Kösem Sultan, hac yolundaki hacı­ların su ihtiyacının mümkün mertebe gi­derilmesi, Haremeyn’de fakirlere yardım edilmesi ve burada Kur’an okutulması için de bir vakıf kurmuştur. İstanbul’da Çakmakçılar Yokuşu’nda yüksek bir kulesi bulunan Büyük Valide Hanı’nı da o yaptırmıştır. Vâlide Sultan’ın Eğriboz, Midilli ve Kıbrıs dahil kimi yerlerde daha başka vakıfları da vardı. Kösem Sultan’ın yaşamöyküsü, yerli ve yabancı yazarlarca kaleme alınmış, çoğu gerçek dışı olaylarla dolu, tarihî romanlar ile tiyatro oyunlarına da konu olmuştur.

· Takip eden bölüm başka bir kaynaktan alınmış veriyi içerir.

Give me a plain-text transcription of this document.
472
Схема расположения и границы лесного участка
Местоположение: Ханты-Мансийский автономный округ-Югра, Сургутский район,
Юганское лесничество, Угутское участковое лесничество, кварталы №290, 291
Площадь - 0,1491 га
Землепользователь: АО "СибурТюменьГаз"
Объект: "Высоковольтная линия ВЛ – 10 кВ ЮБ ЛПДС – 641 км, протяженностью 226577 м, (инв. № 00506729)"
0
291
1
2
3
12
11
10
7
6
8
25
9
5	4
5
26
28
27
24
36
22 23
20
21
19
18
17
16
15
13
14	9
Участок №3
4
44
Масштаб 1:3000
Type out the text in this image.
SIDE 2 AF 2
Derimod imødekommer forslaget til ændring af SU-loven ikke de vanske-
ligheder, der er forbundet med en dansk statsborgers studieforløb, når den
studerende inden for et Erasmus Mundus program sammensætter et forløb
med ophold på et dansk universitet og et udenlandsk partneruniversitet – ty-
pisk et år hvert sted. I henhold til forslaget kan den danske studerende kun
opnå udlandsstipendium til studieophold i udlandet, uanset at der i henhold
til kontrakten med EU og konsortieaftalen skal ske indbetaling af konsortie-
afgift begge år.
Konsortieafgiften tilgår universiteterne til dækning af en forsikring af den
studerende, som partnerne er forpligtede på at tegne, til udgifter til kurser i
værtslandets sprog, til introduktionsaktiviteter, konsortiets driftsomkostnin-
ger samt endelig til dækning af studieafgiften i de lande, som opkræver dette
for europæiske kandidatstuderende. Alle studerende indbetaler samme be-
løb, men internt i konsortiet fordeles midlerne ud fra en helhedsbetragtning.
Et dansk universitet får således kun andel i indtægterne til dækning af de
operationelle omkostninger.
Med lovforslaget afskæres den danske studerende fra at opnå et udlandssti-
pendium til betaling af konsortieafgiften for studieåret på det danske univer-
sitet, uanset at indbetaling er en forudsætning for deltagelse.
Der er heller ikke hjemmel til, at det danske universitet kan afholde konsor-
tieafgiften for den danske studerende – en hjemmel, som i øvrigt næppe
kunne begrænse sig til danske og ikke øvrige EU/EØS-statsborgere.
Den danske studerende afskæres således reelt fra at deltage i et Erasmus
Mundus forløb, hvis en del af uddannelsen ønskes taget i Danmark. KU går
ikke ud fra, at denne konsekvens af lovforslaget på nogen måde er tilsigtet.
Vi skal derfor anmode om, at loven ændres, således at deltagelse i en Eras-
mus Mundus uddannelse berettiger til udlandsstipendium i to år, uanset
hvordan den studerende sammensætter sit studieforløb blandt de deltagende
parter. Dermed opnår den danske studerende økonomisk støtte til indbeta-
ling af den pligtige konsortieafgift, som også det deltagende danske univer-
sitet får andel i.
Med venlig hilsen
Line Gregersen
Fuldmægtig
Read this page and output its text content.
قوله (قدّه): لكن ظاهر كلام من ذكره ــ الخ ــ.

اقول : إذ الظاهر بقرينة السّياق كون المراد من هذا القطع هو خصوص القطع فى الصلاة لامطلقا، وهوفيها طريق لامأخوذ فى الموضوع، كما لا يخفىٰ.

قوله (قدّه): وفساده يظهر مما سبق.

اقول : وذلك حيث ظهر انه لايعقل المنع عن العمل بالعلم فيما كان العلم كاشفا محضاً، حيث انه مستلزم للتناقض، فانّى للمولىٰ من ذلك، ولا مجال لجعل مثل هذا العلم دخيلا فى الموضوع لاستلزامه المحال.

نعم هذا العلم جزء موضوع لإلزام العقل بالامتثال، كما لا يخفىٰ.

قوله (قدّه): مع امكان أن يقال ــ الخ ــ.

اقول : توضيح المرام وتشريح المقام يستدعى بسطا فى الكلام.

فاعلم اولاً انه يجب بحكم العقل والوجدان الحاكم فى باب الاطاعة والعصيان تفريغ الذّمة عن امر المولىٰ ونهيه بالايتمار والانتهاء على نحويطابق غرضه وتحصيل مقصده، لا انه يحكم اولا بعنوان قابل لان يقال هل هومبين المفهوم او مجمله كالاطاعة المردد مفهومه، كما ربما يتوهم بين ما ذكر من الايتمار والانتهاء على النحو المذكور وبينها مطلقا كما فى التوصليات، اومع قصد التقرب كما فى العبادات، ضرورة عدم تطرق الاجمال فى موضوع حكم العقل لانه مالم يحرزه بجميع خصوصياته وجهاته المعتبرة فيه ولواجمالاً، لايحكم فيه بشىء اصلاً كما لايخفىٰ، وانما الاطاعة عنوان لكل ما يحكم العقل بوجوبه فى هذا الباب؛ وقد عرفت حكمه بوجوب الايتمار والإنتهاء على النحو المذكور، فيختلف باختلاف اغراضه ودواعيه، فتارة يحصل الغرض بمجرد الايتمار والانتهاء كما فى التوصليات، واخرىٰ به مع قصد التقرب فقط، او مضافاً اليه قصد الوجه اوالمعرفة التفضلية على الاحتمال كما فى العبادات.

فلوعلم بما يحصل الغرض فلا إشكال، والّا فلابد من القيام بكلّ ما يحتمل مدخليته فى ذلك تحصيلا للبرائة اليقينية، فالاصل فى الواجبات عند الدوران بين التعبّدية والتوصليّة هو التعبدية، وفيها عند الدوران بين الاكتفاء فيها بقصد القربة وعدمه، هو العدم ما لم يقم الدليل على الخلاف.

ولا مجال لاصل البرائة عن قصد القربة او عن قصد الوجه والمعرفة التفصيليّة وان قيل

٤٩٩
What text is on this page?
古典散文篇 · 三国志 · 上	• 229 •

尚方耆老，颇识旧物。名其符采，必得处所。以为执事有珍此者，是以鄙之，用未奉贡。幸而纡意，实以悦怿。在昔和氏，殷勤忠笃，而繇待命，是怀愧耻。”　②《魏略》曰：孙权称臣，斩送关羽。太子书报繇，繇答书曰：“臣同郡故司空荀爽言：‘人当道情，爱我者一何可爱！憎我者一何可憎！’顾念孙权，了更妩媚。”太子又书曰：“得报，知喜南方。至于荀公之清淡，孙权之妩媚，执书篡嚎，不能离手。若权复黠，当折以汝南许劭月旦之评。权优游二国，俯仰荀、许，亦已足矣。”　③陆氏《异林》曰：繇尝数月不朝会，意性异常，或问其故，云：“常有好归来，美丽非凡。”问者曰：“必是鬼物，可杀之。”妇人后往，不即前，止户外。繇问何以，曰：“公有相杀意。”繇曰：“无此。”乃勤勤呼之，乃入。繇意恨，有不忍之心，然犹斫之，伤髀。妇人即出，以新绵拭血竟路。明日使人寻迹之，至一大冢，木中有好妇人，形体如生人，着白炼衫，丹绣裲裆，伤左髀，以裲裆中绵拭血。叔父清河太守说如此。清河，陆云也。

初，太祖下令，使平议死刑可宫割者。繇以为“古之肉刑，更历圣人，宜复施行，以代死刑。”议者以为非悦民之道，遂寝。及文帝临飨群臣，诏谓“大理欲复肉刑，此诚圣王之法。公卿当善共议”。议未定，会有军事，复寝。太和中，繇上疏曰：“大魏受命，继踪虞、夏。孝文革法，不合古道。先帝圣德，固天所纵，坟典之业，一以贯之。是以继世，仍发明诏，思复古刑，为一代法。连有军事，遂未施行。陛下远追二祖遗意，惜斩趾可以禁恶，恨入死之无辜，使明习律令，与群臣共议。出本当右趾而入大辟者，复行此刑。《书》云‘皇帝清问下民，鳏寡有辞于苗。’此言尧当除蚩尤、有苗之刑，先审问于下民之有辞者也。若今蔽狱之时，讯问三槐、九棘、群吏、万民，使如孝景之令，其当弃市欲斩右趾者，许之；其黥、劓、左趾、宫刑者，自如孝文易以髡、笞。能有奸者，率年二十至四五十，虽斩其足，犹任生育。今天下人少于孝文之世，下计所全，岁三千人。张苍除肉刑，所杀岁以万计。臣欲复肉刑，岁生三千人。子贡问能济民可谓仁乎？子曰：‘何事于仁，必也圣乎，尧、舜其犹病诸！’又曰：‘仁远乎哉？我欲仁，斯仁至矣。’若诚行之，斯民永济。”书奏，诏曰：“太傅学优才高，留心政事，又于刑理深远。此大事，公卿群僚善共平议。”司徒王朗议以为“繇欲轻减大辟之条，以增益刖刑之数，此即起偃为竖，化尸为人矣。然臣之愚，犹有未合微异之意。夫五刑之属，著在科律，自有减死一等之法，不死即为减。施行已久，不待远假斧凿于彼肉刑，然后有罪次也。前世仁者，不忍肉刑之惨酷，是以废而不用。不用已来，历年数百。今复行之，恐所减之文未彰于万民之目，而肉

KAYNAKÇA: İbrahim Alaeddin Gövsa / Türk Meşhurları (1946), Ana Britanica Ansiklopedisi (13. cilt, 1986), Büyük Larousse Ansiklopedisi (12. cilt, s. 7064, 1986), M. Ça­ğatay Uluçay / Padişahların Kadınları ve Kızları (1992), Mücteba İlgürel / Türkiye Diyanet Vakfı İslam Ansiklopedisi (26. cilt, s. 273-275, 2002), İhsan Işık / Ünlü Kadınlar (Türkiye Ünlüleri Ansiklopedisi, C. 6, 2013) - Encyclopedia of Turkey’s Famous People (2013).